Note that I do not like the labelling of hate crimes, but if police do it they must not discriminate in their labelling due to the race or religion of the perpetrator.
I have already mentioned a case of white workers being sacked in favour of less-capable blacks in the USA; in the same post I mentioned a black friend’s experience of his black friends’ racist opinion on racism.
President Obama and his friend, Professor Gates, both seem to have made assumptions about a police officer due to the colour of his skin. The fact that those assumptions appear to be incorrect (the officer in question is unlikely to treat blacks and whites significantly differently, as he was specially chosen to teach a course about racially profiling) is not really relevant. It was a racist assumption.

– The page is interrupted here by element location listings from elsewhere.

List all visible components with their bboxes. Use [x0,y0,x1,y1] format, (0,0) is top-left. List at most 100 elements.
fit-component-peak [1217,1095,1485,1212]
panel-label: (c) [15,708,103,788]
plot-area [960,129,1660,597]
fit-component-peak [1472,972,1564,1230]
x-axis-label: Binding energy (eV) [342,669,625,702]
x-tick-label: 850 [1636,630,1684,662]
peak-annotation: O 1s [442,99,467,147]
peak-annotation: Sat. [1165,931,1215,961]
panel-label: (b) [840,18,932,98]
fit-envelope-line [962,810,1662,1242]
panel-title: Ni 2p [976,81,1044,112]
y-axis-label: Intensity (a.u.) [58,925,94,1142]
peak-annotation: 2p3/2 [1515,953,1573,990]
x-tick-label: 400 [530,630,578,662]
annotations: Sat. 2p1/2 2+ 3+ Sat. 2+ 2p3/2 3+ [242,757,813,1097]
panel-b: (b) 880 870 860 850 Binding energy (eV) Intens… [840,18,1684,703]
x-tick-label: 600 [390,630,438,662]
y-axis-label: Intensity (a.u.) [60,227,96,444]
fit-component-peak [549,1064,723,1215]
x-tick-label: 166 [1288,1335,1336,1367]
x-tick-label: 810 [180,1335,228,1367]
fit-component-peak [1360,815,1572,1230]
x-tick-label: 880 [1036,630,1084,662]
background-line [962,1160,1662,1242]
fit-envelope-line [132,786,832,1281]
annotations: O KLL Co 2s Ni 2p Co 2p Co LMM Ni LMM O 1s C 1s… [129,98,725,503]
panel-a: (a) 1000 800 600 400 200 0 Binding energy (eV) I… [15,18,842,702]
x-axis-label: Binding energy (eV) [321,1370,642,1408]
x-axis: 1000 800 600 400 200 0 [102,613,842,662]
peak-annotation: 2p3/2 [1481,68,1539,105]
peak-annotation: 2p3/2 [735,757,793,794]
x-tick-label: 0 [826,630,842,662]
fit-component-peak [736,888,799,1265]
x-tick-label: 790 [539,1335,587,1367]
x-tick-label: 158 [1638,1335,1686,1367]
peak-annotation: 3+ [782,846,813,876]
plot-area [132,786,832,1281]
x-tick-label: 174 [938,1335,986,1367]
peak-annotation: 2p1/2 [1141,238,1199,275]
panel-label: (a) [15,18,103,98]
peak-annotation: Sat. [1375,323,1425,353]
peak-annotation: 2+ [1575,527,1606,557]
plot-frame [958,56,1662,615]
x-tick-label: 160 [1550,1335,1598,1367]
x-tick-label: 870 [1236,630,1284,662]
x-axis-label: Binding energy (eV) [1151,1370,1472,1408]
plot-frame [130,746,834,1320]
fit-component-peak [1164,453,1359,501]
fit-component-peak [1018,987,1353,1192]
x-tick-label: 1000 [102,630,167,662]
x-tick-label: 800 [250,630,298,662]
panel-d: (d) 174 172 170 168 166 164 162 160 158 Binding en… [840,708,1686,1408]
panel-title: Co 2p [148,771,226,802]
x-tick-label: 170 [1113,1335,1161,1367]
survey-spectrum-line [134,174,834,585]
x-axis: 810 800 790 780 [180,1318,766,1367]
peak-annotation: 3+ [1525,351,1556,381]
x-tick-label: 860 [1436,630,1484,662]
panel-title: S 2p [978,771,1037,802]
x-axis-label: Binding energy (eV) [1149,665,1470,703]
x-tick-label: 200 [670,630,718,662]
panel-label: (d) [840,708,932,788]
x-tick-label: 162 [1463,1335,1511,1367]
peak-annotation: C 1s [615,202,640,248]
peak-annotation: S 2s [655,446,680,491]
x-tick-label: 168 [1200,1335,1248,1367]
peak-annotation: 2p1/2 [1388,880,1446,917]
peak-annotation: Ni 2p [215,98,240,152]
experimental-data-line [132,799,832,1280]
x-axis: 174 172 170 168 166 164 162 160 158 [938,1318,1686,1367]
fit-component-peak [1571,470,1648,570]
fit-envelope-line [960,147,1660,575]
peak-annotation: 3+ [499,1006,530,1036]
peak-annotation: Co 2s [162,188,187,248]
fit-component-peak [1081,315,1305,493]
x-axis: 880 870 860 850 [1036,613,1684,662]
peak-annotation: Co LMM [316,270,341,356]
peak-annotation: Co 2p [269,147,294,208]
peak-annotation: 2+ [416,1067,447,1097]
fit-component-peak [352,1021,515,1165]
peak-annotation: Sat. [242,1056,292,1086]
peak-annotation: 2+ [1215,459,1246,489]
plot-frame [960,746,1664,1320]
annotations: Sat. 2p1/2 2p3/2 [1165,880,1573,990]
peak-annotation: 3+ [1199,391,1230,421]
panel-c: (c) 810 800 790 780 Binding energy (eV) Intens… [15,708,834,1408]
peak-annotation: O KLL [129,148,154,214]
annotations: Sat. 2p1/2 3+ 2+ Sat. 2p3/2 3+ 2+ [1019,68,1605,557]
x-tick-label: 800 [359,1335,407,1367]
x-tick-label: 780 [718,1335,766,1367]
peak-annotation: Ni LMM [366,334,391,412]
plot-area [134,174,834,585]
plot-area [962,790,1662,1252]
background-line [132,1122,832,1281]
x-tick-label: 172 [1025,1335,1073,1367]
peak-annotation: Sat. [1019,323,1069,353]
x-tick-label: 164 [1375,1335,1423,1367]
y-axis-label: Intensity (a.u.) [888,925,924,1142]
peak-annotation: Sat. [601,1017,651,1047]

Years ago a friend of my sister’s was murdered. He was white, and he was killed by one of a small group of youths who were not white (their race is irrelevant). It happened within a couple of years of Stephen Lawrence being killed. Yet there was no national news coverage, even when the actual perpetrator was being hunted, even when it turned out that he had left the country to the homeland of his parents. He was a youth, almost certainly without the means to escape himself. So there was a strong suggestion of a conspiracy to pervert the course of justice, probably within his family or his community. Yet the media had no interest. The media that still have not stopped talking about Stephen Lawrence.
As I said before, the race/equality industry has had a role, but now there are better ways of dealing with racism. The acceptance of racism by non-whites while (rightly) condemning racism by whites is one of the failures of the equality industry. It is a very dangerous situation, which will stoke future tensions and encourage white racists. The traditional media are not helping much, and sometimes neither are the police.